La delibera e il consiglio comunale sono stati sospesi. Si vedrà nei prossimi giorni come si evolverà la faccenda non solo per la vicenda supermercato, anche per la questione maggioranza: verrà ricomposto il dissidio?
Intanto sul suo profilo il consigliere di opposizione Romina Di Costanzo scrive un post a commento di quanto è avvenuto:
In conformità con le tendenze mediatiche nazionali, il Consiglio Comunale di Montesilvano diventa palcoscenico di raffinata esibizione dei “fuorionda”…
È stato come assistere alla direzione di un'orchestra (tra l’altro numericamente incompleta) di suonatori improvvisati e senza una partitura, che pian piano svuotano il golfo mistico lasciando il direttore alla sua furia, con la bacchetta in mano!
La nostra presenza al Consiglio Comunale di ieri, anche se sofferta dall’ascolto della pessima sinfonia, è stata motivata dal senso di responsabilità nei confronti dei cittadini, che altrimenti avrebbero pagato il prezzo delle mancanze nei processi decisionali. Tuttavia, questa azione di responsabilità non implica alcuna limitazione alla nostra capacità di esprimere giudizi o opinioni sulle dinamiche politiche in atto.
Il Sindaco non può permettersi dispoticamente di dettare le regole su cosa possiamo dire o come commentare quanto accaduto oggi in Consiglio Comunale.
È evidente che, una volta conclusa la fase di distribuzione delle risorse e degli incarichi, il Consiglio Comunale abbia sperimentato una perdita notevole di coesione e solidità. Il Sindaco, figura chiave dell'esecutivo, ha perso il controllo della sua stessa maggioranza! Quella che era una maggioranza bulgara all’indomani delle elezioni, che poteva contare su ben 19 consiglieri, oggi sembra sciolta come neve al sole, forse più fragile di un castello di sabbia in piena marea.
Ciò che è emerso ieri getta luce su una realtà politica che ha dimostrato una coesione basata solo su motivazioni contingenti piuttosto che su un progetto condiviso e una visione strategica a lungo termine per la città. Abbiamo assistito ad una Caporetto che ha fatto emergere un vuoto cosmico di leadership e di incapacità nel poter prendere decisioni nette. Sorprendentemente, l'unica delibera che sembrava avere un po' di peso su una questione di urbanistica è riuscita a far crollare tutto il castello di carte.
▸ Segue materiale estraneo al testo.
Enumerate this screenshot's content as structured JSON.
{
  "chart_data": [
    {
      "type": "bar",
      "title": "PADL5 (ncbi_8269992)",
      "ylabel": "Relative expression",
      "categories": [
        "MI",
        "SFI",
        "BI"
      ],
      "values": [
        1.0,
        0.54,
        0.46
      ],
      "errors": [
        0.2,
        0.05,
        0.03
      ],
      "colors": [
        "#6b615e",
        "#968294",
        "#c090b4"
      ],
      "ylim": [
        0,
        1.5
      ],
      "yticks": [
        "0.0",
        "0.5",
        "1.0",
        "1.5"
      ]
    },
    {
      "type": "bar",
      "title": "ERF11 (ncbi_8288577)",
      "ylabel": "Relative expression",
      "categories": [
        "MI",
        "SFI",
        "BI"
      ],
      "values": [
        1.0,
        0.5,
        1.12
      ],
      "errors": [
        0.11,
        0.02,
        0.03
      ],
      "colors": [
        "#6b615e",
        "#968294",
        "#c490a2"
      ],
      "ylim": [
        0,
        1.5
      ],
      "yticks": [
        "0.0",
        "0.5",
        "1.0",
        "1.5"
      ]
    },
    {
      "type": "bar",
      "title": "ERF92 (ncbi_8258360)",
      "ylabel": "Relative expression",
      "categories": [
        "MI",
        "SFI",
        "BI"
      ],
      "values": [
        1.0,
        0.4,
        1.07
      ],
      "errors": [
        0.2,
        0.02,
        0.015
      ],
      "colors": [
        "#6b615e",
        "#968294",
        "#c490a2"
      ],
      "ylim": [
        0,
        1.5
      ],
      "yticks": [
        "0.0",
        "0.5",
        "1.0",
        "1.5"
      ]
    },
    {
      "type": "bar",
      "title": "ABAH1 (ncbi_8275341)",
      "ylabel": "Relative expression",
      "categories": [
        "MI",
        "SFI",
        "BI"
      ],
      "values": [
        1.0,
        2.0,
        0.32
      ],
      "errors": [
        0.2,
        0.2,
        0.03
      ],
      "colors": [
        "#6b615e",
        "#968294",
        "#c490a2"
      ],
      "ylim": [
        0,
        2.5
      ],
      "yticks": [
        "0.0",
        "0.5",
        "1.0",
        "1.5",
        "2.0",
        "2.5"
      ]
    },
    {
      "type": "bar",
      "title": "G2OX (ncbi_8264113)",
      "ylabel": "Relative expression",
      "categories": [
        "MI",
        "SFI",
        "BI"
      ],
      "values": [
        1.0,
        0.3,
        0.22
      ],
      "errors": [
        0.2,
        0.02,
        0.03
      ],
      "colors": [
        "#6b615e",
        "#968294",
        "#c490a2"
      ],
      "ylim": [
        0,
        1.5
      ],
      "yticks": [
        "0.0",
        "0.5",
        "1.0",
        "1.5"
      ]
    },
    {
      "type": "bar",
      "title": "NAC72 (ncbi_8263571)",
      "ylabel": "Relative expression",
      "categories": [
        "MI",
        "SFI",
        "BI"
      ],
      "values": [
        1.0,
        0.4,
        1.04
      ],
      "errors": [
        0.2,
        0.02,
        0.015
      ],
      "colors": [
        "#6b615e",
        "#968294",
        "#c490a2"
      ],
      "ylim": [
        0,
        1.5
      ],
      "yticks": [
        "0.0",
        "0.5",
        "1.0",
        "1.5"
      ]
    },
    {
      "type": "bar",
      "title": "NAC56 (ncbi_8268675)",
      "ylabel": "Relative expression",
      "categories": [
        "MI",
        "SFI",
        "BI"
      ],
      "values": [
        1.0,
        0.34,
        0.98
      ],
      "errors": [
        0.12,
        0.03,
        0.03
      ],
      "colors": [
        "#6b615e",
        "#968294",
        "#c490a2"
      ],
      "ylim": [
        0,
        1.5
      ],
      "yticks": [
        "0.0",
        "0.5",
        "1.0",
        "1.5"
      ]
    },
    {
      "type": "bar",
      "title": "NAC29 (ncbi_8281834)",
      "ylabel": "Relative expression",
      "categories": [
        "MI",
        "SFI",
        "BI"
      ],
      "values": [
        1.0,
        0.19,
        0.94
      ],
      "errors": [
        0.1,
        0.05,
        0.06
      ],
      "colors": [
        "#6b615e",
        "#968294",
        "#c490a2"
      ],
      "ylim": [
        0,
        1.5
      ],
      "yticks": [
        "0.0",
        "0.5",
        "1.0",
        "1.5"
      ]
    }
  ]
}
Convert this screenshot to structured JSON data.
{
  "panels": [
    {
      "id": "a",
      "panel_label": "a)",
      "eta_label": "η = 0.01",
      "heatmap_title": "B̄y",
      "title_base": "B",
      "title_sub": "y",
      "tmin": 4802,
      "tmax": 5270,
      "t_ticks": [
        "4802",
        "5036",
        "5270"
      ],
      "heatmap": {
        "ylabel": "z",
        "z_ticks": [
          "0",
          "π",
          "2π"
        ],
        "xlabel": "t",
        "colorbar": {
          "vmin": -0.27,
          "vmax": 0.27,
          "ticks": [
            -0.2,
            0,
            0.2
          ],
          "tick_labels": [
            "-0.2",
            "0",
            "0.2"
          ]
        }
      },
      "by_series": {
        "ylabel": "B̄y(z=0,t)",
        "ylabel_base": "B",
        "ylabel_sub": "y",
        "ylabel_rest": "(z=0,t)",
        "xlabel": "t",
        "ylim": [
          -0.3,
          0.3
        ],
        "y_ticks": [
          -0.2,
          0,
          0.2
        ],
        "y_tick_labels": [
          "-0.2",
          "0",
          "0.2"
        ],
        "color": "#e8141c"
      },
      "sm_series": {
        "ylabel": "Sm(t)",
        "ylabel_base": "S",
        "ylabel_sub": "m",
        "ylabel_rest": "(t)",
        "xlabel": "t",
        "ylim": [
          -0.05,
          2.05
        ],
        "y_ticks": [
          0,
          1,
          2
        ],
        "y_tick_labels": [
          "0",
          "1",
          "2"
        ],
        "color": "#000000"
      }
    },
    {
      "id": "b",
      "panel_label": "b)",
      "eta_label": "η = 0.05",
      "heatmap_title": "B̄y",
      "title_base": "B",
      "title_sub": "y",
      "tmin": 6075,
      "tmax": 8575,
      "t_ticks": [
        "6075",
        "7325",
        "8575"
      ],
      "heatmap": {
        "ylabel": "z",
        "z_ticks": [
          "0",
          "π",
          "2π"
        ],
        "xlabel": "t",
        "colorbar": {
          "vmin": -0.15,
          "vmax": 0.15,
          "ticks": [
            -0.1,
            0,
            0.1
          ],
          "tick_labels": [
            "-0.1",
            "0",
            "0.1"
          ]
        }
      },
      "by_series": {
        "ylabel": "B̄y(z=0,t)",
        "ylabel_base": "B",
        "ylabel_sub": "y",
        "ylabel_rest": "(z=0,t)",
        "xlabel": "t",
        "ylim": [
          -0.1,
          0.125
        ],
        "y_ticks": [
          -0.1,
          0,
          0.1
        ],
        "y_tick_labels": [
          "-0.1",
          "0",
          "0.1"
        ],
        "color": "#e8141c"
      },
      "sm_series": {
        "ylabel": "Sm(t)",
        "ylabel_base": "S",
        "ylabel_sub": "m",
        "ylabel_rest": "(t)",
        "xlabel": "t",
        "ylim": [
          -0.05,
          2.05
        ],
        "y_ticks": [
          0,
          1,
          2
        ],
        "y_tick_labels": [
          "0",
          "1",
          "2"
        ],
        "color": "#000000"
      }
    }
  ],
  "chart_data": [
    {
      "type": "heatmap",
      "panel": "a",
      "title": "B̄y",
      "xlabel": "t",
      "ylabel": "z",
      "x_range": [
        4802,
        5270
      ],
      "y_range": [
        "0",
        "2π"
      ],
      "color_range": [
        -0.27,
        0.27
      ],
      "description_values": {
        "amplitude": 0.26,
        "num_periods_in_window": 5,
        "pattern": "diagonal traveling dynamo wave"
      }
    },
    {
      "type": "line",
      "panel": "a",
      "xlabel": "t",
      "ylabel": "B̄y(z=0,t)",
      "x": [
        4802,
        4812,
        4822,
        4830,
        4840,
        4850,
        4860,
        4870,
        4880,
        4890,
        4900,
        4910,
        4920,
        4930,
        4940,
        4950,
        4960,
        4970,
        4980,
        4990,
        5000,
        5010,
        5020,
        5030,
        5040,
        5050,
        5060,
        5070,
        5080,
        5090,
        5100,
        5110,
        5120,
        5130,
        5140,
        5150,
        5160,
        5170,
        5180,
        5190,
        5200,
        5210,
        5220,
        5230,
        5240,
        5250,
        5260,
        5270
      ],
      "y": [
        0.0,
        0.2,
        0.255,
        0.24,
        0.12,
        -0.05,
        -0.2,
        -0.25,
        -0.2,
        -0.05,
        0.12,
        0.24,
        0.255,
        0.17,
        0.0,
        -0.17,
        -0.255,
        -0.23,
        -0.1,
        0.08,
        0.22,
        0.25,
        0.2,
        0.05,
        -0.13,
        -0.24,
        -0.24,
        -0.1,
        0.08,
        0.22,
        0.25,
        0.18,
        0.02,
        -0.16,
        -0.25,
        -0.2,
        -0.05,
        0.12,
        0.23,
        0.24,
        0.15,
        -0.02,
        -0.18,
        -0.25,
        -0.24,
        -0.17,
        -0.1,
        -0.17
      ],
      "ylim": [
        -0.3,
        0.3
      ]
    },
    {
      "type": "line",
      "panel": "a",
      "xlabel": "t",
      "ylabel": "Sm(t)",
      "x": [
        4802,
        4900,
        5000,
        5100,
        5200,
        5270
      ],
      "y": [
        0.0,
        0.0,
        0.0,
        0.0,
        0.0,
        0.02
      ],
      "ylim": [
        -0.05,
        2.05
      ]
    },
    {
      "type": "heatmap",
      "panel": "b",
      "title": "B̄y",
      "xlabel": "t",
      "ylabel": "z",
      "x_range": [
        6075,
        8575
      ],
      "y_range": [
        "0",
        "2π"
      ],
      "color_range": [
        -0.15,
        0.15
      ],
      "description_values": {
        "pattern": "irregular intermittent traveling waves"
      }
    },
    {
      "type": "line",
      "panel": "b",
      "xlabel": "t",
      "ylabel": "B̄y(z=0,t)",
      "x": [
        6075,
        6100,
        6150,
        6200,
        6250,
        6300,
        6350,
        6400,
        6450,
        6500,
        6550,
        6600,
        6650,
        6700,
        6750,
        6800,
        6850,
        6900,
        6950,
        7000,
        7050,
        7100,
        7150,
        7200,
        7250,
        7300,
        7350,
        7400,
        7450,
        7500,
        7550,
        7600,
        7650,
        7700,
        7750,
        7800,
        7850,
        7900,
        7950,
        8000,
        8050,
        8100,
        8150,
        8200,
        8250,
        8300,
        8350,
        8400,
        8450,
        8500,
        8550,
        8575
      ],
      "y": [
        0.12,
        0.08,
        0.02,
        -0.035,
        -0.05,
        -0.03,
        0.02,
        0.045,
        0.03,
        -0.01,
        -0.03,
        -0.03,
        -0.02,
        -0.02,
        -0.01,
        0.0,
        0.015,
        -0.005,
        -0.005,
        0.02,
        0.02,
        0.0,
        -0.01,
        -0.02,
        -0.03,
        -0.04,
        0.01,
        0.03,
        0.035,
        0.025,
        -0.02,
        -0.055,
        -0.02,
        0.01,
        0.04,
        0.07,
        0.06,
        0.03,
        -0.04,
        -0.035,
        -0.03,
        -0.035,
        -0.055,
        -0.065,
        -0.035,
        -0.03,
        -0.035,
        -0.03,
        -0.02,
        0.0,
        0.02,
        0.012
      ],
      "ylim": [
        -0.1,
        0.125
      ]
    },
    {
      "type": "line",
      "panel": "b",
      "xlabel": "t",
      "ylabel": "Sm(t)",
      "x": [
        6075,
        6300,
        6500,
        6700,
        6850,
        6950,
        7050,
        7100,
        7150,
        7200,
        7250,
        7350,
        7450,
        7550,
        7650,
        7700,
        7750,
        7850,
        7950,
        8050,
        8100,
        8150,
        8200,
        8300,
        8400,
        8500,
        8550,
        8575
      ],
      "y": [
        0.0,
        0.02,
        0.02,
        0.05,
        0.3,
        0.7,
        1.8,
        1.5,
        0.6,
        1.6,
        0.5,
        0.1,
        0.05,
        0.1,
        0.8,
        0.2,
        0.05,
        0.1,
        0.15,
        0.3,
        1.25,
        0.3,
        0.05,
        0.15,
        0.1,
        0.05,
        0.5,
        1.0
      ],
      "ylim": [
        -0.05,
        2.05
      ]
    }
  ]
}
Inutile evidenziare le risorse del Piano Nazionale di Ripresa e Resilienza (PNRR). Altre città stanno ottenendo finanziamenti enormi, mentre noi sembriamo incapaci di sfruttare le risorse a disposizione. Basta pensare che persino un minuscolo paesino come Calascio, con appena 125 abitanti, è riuscito a ricevere in proporzione molto di più dal piano!